I attended a talk Susanna gave about using fictive elements in poetry, so most of these notes are related to that topic.

1.  the social contract between poet and reader isn’t as clear as it is with prose, which has fiction and non-fiction categories.  In poetry, it’s not always clear when the content is about the author, whether the speaker is the poet, etc.

2.  she likes to write a kind of hybrid of persona and personally fictive.  She will draw from friends’ experiences/stories as well as her own, and she will change details to fit whatever she’s trying to get across in the poem.

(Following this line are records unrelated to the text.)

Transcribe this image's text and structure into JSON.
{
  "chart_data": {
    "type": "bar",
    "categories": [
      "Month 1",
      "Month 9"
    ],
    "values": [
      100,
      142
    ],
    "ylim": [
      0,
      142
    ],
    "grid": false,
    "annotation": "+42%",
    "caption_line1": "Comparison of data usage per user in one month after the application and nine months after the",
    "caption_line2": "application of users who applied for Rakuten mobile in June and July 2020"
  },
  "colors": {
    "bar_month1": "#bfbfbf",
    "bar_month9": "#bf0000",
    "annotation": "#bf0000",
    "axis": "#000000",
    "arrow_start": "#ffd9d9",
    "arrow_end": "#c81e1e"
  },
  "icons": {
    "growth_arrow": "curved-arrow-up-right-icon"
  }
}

3.  there is the literal/historic truth about what really happened, and then there is the underlying truth–the poet’s allegiance should be primarily to the latter.  Sometimes content needs to bend to the truth.  Christian Wiman quote:  “To be a writer is to betray the facts

4.  using the fictive/imaginative in our own poems is important because we need to distance ourselves from our own experience.  We’re too tied to things and this can help us step back and focus on craft.  Also, when we employ fictive and imaginative elements, we haven’t arrived at meaning already.  Scott Cairns quote:  “The poem is where our words teach us what we haven’t yet apprehended.”

5.  It is the process and the place it takes us into–the threshold/sympathy.  When we can get there with other people’s experiences, it makes us wider and takes us out of ourselves.

6.  When asked about revision later, she said that her main ‘test’ of whether a poem is finished or not is if she can read it aloud all the way through and not think “chickenshit.”